(Adds Canadian pipeline section still pending approval, paragraphs 6-7)
WASHINGTON, Sept 18 (Reuters) - The Federal Energy Regulatory Commission gave final U.S. approval on Wednesday to a joint pipeline project of Williams Cos WMB.N and Canada's BC Hydro to provide U.S. and Canadian natural gas to Vancouver Island.
The $159 million Georgia Straight Crossing pipeline would transport natural gas from the U.S.-Canada border at Sumas, Washington, to fuel electric generating facilitates on Vancouver Island in British Columbia. BC Hydro is the third-largest electric utility in Canada, supplying power to over 1.5 million customers, and is owned by the province of British Columbia.

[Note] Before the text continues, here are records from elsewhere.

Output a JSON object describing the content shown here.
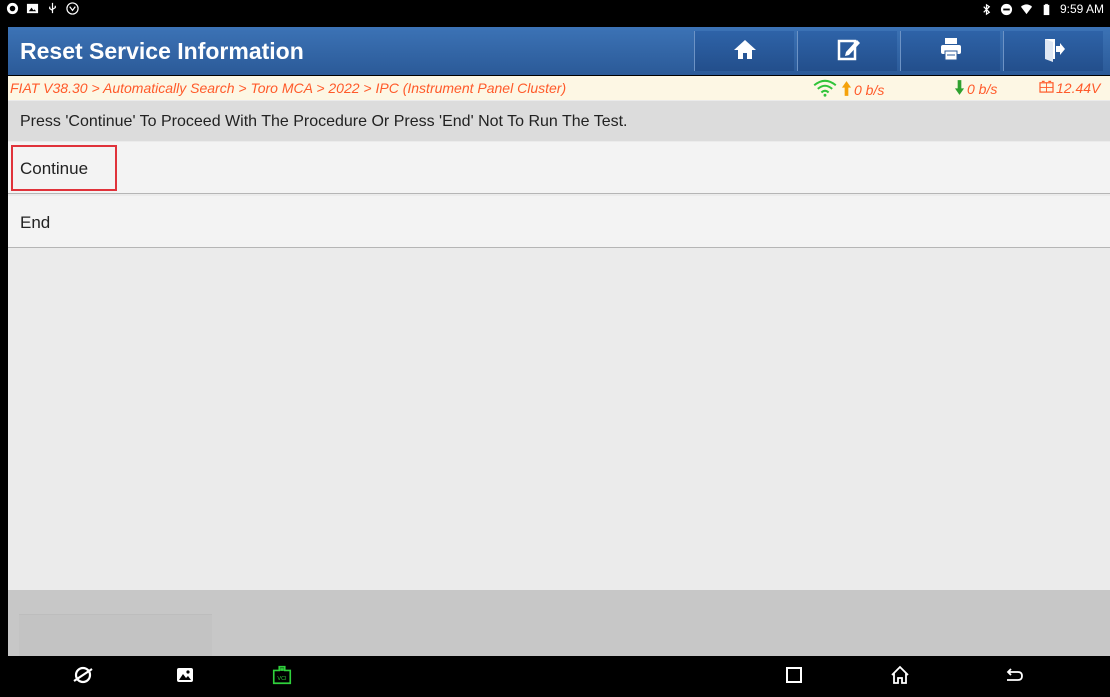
{
  "status_bar": {
    "left_icons": [
      "browser-icon",
      "image-icon",
      "usb-icon",
      "assistant-icon"
    ],
    "right_icons": [
      "bluetooth-icon",
      "dnd-icon",
      "wifi-icon",
      "battery-icon"
    ],
    "time": "9:59 AM"
  },
  "title": "Reset Service Information",
  "toolbar": {
    "buttons": [
      "home-icon",
      "edit-icon",
      "print-icon",
      "exit-icon"
    ]
  },
  "breadcrumb": {
    "path": "FIAT V38.30 > Automatically Search > Toro MCA > 2022 > IPC (Instrument Panel Cluster)",
    "upload_rate": "0 b/s",
    "download_rate": "0 b/s",
    "voltage": "12.44V"
  },
  "instruction": "Press 'Continue' To Proceed With The Procedure Or Press 'End' Not To Run The Test.",
  "options": [
    {
      "label": "Continue",
      "highlighted": true
    },
    {
      "label": "End",
      "highlighted": false
    }
  ],
  "nav_bar": {
    "left": [
      "browser-icon",
      "gallery-icon",
      "vci-icon"
    ],
    "right": [
      "recents-icon",
      "home-icon",
      "back-icon"
    ],
    "vci_label": "VCI"
  },
  "colors": {
    "title_bar": "#2f62a6",
    "breadcrumb_text": "#ff5a2a",
    "breadcrumb_bg": "#fdf7e4",
    "highlight": "#e0323a",
    "up_arrow": "#f5a20a",
    "down_arrow": "#2fa12f",
    "wifi": "#31c43a",
    "vci": "#2fd13c"
  }
}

Meeting the electricity requirements on Vancouver Island is a challenge for BC Hydro. The island is remote from mainland hydroelectric resources and the generation facilities operated by the company on the island only meet 20 percent of customers' needs. New generating facilities are planned and will need to be fueled by natural gas.
The project would consist of a combined 85 miles (138 kilometers) of pipeline from each of the U.S. and Canadian segments that would transport about 94 million cubic feet of natural gas per day under the Georgia Strait to Vancouver Island.
The pipeline could be in service by October 2004.
Williams said in a statement it was still awaiting approval from Canada's National Energy Board (NEB) for the Canadian portion of the pipeline.
Tulsa-based Williams said delays in setting a date for a public hearing on the project could cause added delays in building the Canadian portion of the pipeline.
Williams' gas pipeline unit is one of the nation's largest transporters of natural gas with a 29,300-mile pipeline network in the continental United States. The company is based in Houston.